64 percent of organizations are adapting their technology strategies in the midst of unprecedented global political and economic uncertainty.
89 percent are maintaining or ramping up investment in innovation, including in digital labor, and more than half (52 percent) investing in more nimble technology platforms, according to the 2017 Harvey Nash / KPMG CIO Survey.
The proportion of organizations surveyed that now have enterprise-wide digital strategies increased 52 percent in two years. Organizations with a chief digital officer have increased 39 percent over last year.
Organizations also report a huge demand for enterprise architects—the fastest growing technology skill this year, up 26 percent compared to 2016.
32 percent reports their organization had been subject to a cyber-attack in the past 24 months—a 45 percent increase from 2013. 21 percent say they are “very well” prepared to respond to these attacks, down from 29 percent in 2014.
“From an organizational and cultural perspective, the CIO is now faced with a full transformation to digital, enterprise-wide,” said Harvey Nash President and CEO Bob Miano.
“In order to stay ahead of the unprecedented levels of disruption and change facing today’s CIOs, they have needed to become more strategic and functionally integrated,” said Denis Berry, KPMG principal and U.S. CIO Advisory leader.

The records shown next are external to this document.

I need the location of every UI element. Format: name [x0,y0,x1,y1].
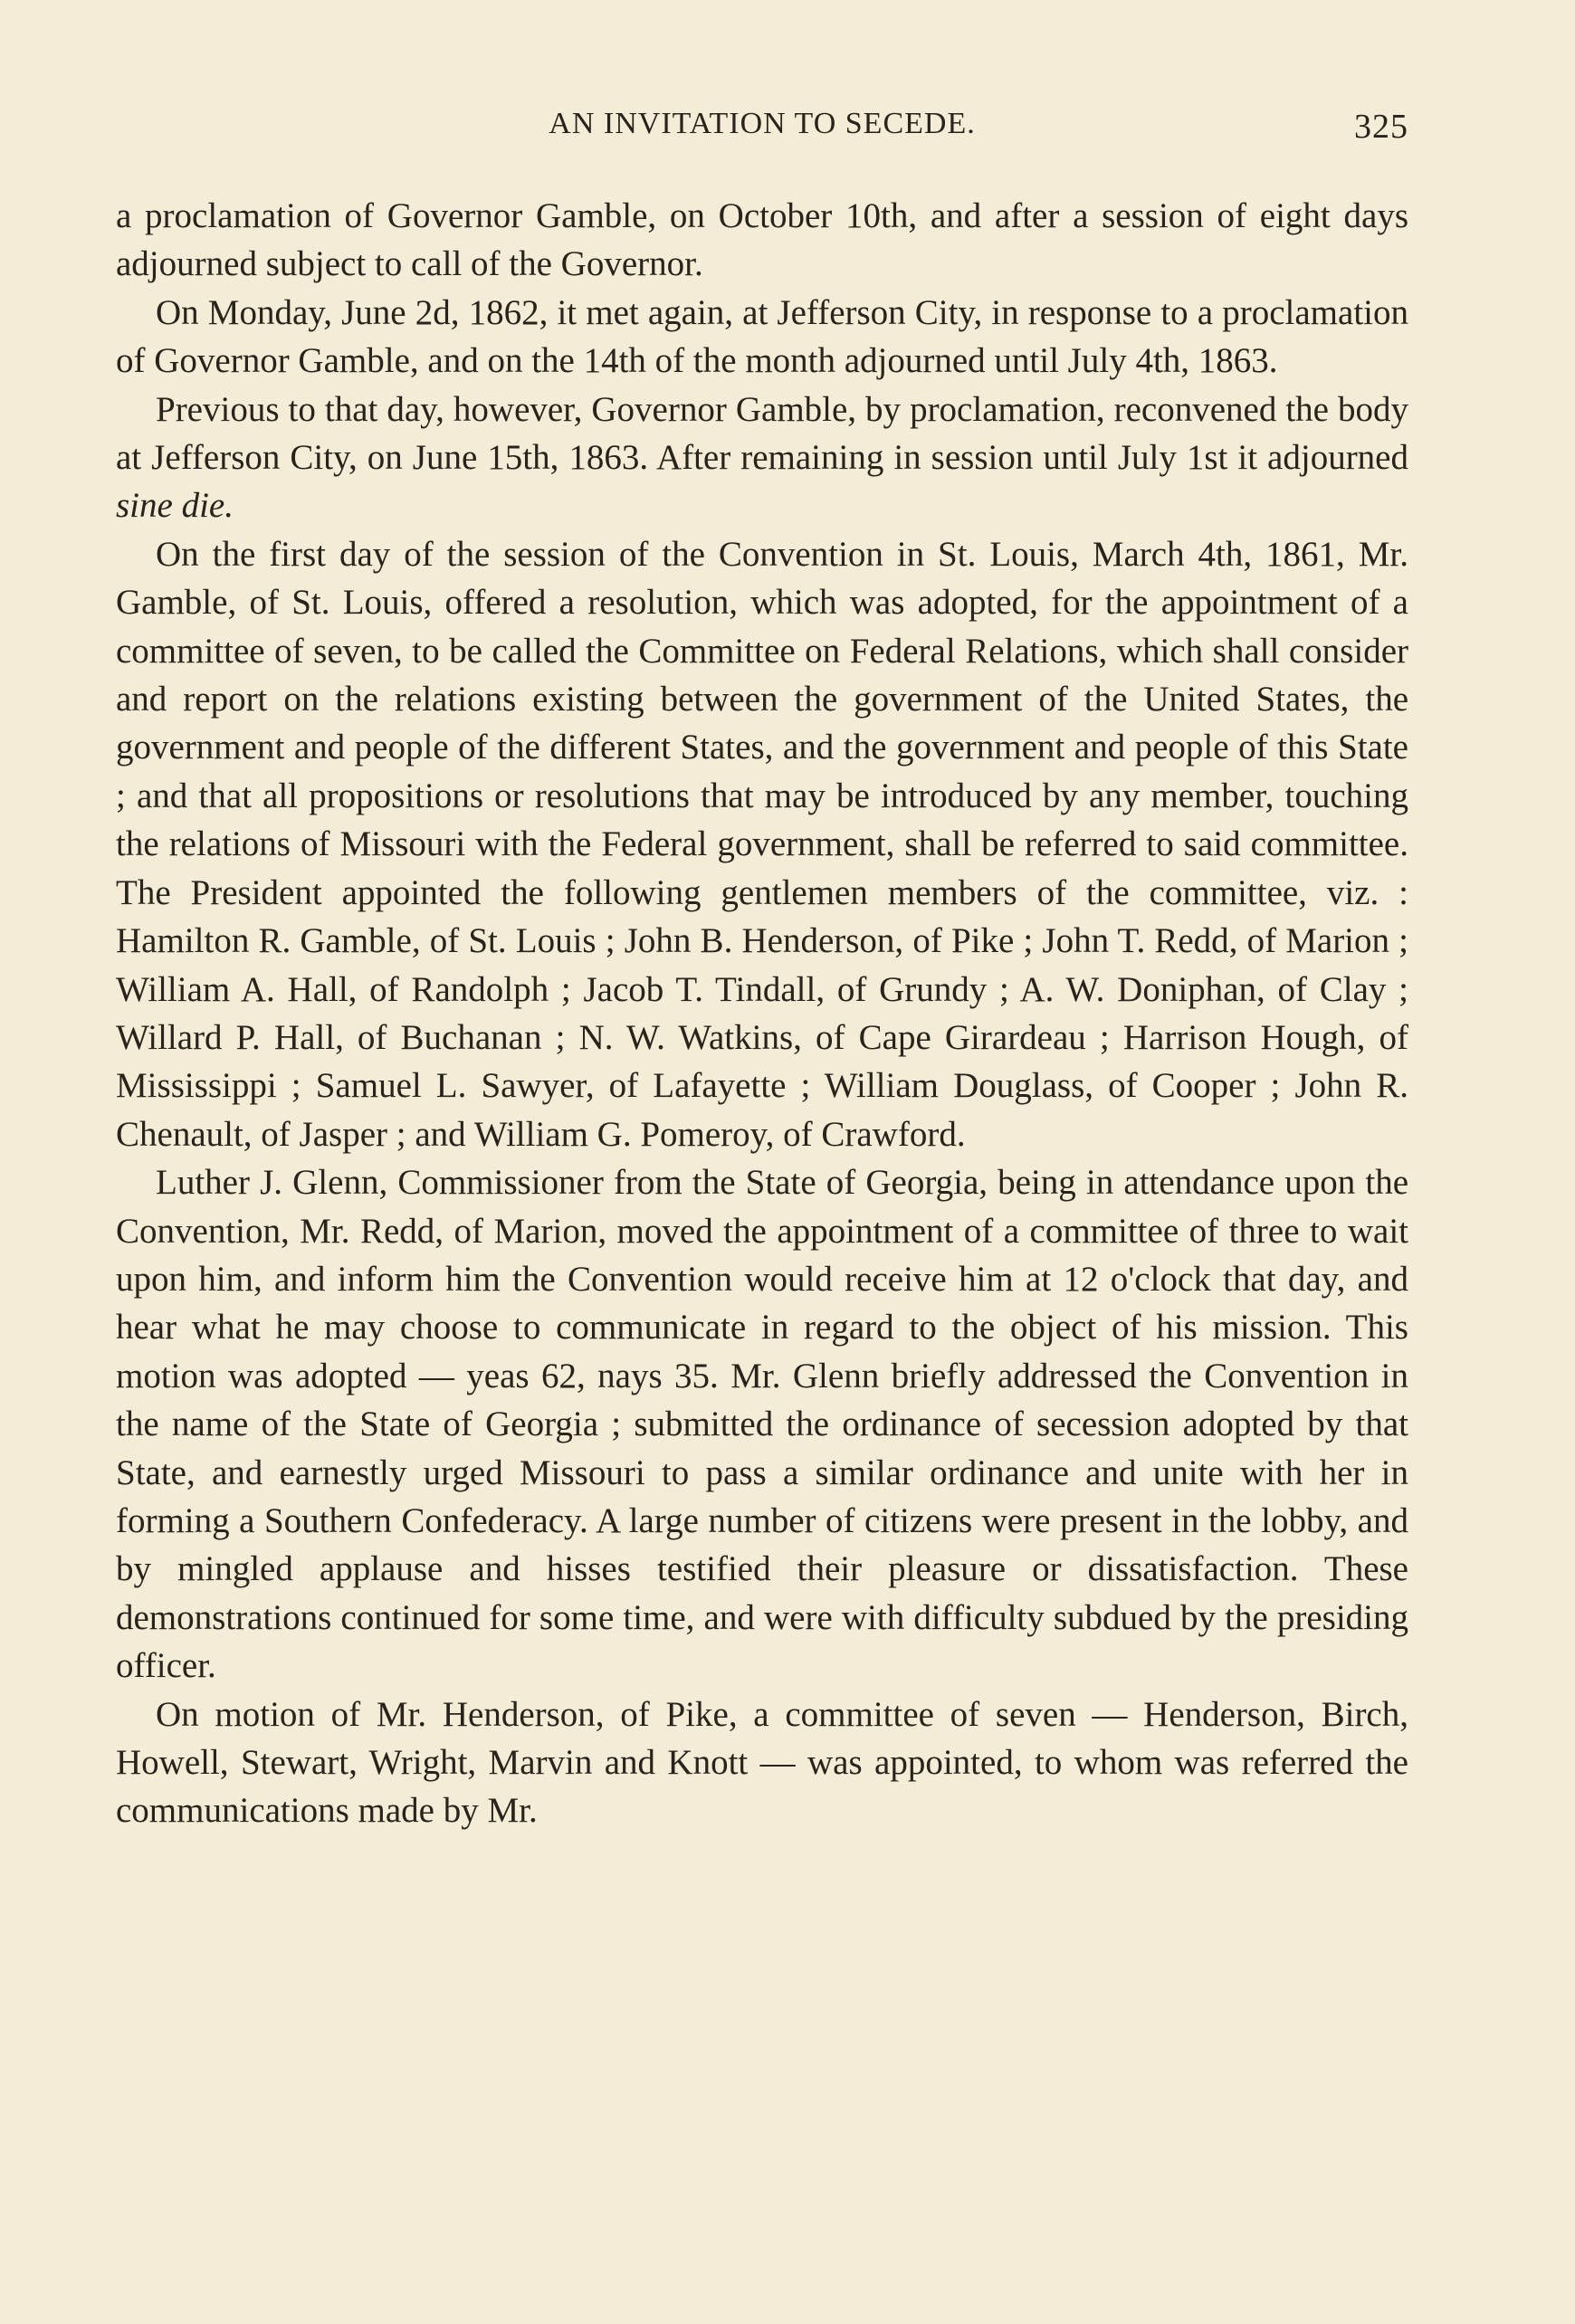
paragraph-3 [116,386,1408,530]
paragraph-6: On motion of Mr. Henderson, of Pike, a committee of seven — Henderson, Birch, Howell, Stewart, Wright, Marvin and Knott — was appointed, to whom was referred the communications made by Mr. [116,1694,1408,1831]
paragraph-1: a proclamation of Governor Gamble, on October 10th, and after a session of eight days adjourned subject to call of the Governor. [116,196,1408,284]
page-number: 325 [1354,108,1408,146]
paragraph-2: On Monday, June 2d, 1862, it met again, at Jefferson City, in response to a proclamation of Governor Gamble, and on the 14th of the month adjourned until July 4th, 1863. [116,292,1408,381]
paragraph-3-text: Previous to that day, however, Governor Gamble, by proclamation, reconvened the body at Jefferson City, on June 15th, 1863. After remaining in session until July 1st it adjourned [116,389,1408,478]
body-text [116,192,1408,1835]
running-title: AN INVITATION TO SECEDE. [549,107,976,140]
paragraph-5: Luther J. Glenn, Commissioner from the State of Georgia, being in attendance upon the Convention, Mr. Redd, of Marion, moved the appointment of a committee of three to wait upon him, and inform him the Convention would receive him at 12 o'clock that day, and hear what he may choose to communicate in regard to the object of his mission. This motion was adopted — yeas 62, nays 35. Mr. Glenn briefly addressed the Convention in the name of the State of Georgia ; submitted the ordinance of secession adopted by that State, and earnestly urged Missouri to pass a similar ordinance and unite with her in forming a Southern Confederacy. A large number of citizens were present in the lobby, and by mingled applause and hisses testified their pleasure or dissatisfaction. These demonstrations continued for some time, and were with difficulty subdued by the presiding officer. [116,1163,1408,1686]
paragraph-4: On the first day of the session of the Convention in St. Louis, March 4th, 1861, Mr. Gamble, of St. Louis, offered a resolution, which was adopted, for the appointment of a committee of seven, to be called the Committee on Federal Relations, which shall consider and report on the relations existing between the government of the United States, the government and people of the different States, and the government and people of this State ; and that all propositions or resolutions that may be introduced by any member, touching the relations of Missouri with the Federal government, shall be referred to said committee. The President appointed the following gentlemen members of the committee, viz. : Hamilton R. Gamble, of St. Louis ; John B. Henderson, of Pike ; John T. Redd, of Marion ; William A. Hall, of Randolph ; Jacob T. Tindall, of Grundy ; A. W. Doniphan, of Clay ; Willard P. Hall, of Buchanan ; N. W. Watkins, of Cape Girardeau ; Harrison Hough, of Mississippi ; Samuel L. Sawyer, of Lafayette ; William Douglass, of Cooper ; John R. Chenault, of Jasper ; and William G. Pomeroy, of Crawford. [116,534,1408,1154]
paragraph-3-italic: sine die. [116,486,234,526]
running-head [116,107,1408,150]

Almost one in five CIOs (18 percent) report their organizations have “very effective” digital strategies.
CIOs at these digitally-enabled organizations are almost twice as likely to be leading innovation across the business (41 percent versus 23 percent), and are investing at four times the rate of non-leaders in cognitive automation (25 percent versus 7 percent).
Almost two-thirds (61 percent) of CIOs from larger organizations are already investing or planning to invest in digital labor.

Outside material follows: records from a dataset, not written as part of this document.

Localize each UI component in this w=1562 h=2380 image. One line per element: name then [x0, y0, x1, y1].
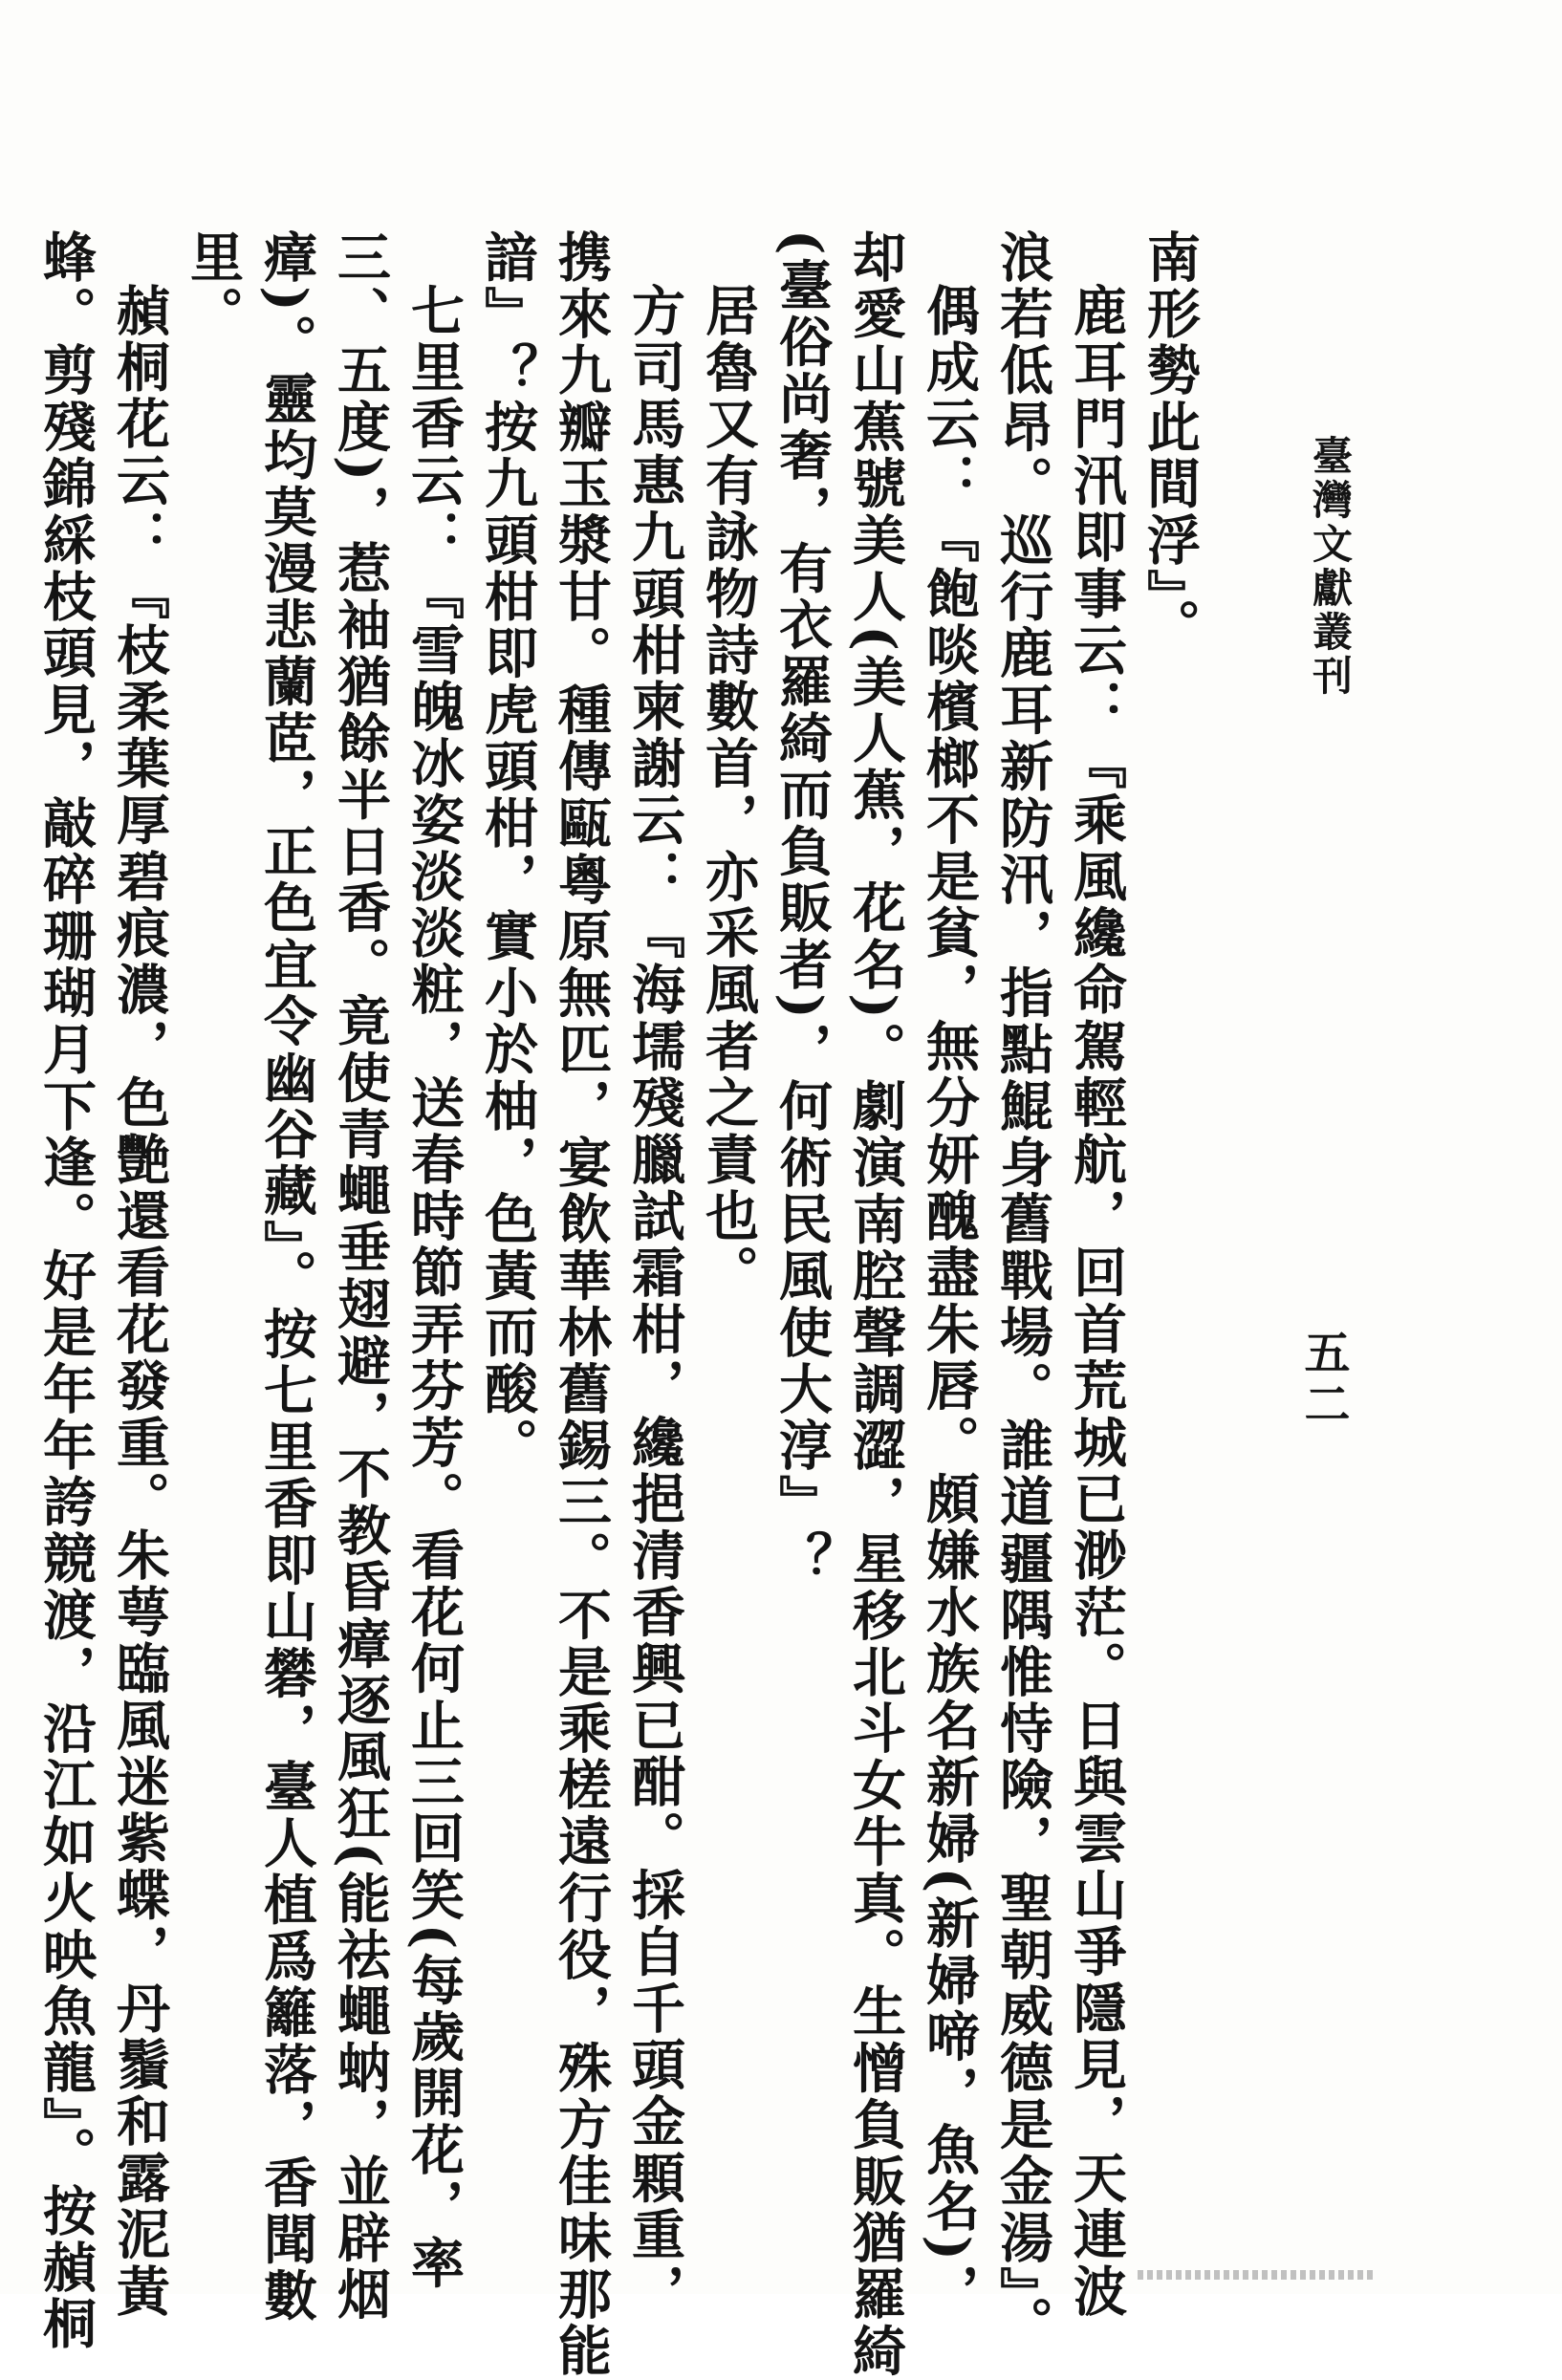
text-column: 三、五度)，惹袖猶餘半日香。竟使青蠅垂翅避，不教昏瘴逐風狂(能祛蠅蚋，並辟烟: [329, 229, 392, 2324]
text-column: 却愛山蕉號美人(美人蕉，花名)。劇演南腔聲調澀，星移北斗女牛真。生憎負販猶羅綺: [844, 229, 907, 2380]
text-column: 赬桐花云：『枝柔葉厚碧痕濃，色艷還看花發重。朱萼臨風迷紫蝶，丹鬚和露泥黃: [108, 283, 171, 2321]
text-column: 諳』？按九頭柑即虎頭柑，實小於柚，色黃而酸。: [476, 229, 539, 1475]
text-column: 方司馬惠九頭柑柬謝云：『海壖殘臘試霜柑，纔挹清香興已酣。採自千頭金顆重，: [623, 283, 686, 2321]
scan-edge-mark: [1138, 2270, 1377, 2280]
page-number: 五二: [1296, 1329, 1350, 1432]
text-column: 携來九瓣玉漿甘。種傳甌粵原無匹，宴飲華林舊錫三。不是乘槎遠行役，殊方佳味那能: [550, 229, 613, 2380]
text-column: 居魯又有詠物詩數首，亦采風者之責也。: [697, 283, 760, 1302]
text-column: 七里香云：『雪魄冰姿淡淡粧，送春時節弄芬芳。看花何止三回笑(每歲開花，率: [402, 283, 466, 2292]
text-column: 鹿耳門汛即事云：『乘風纔命駕輕航，回首荒城已渺茫。日與雲山爭隱見，天連波: [1065, 283, 1128, 2321]
text-column: 浪若低昂。巡行鹿耳新防汛，指點鯤身舊戰場。誰道疆隅惟恃險，聖朝威德是金湯』。: [991, 229, 1054, 2353]
text-column: 蜂。剪殘錦綵枝頭見，敲碎珊瑚月下逢。好是年年誇競渡，沿江如火映魚龍』。按赬桐: [34, 229, 98, 2353]
text-column: 里。: [182, 229, 245, 343]
text-column: 瘴)。靈均莫漫悲蘭茝，正色宜令幽谷藏』。按七里香即山礬，臺人植爲籬落，香聞數: [255, 229, 318, 2326]
text-column: 南形勢此間浮』。: [1139, 229, 1202, 656]
running-header-title: 臺灣文獻叢刊: [1307, 435, 1354, 699]
vertical-text-body: [34, 229, 1206, 2380]
text-column: 偶成云：『飽啖檳榔不是貧，無分妍醜盡朱唇。頗嫌水族名新婦(新婦啼，魚名)，: [918, 283, 981, 2321]
text-column: (臺俗尚奢，有衣羅綺而負販者)，何術民風使大淳』？: [770, 229, 834, 1588]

CIOs love their jobs, and are more likely to be involved at the Board level
The number of CIOs who are “very fulfilled” in their role is at a three-year high—rising from 33 percent in 2015 to 39 percent this year.
For the first time in a decade, more than seven in ten CIOs (71 percent) believe the CIO role is becoming more strategic.
92 percent of CIOs joined a Board meeting in the past 12 months.
However, the CIO life span is just five years or less (59 percent), although many want to stay longer.
Big data/analytics remains the most in-demand skill
While the fastest-growing demand for a technology skill this year was enterprise architecture, big data/analytics remained the most in-demand skill at 42 percent, up 8 percent over last year.
Risks of project failure
Weak ownership (46 percent), an overly optimistic approach (40 percent), and unclear objectives (40 percent) are the main reasons IT projects fail.
More than a quarter (27 percent) of CIOs say that a lack of talent is the cause of project failure.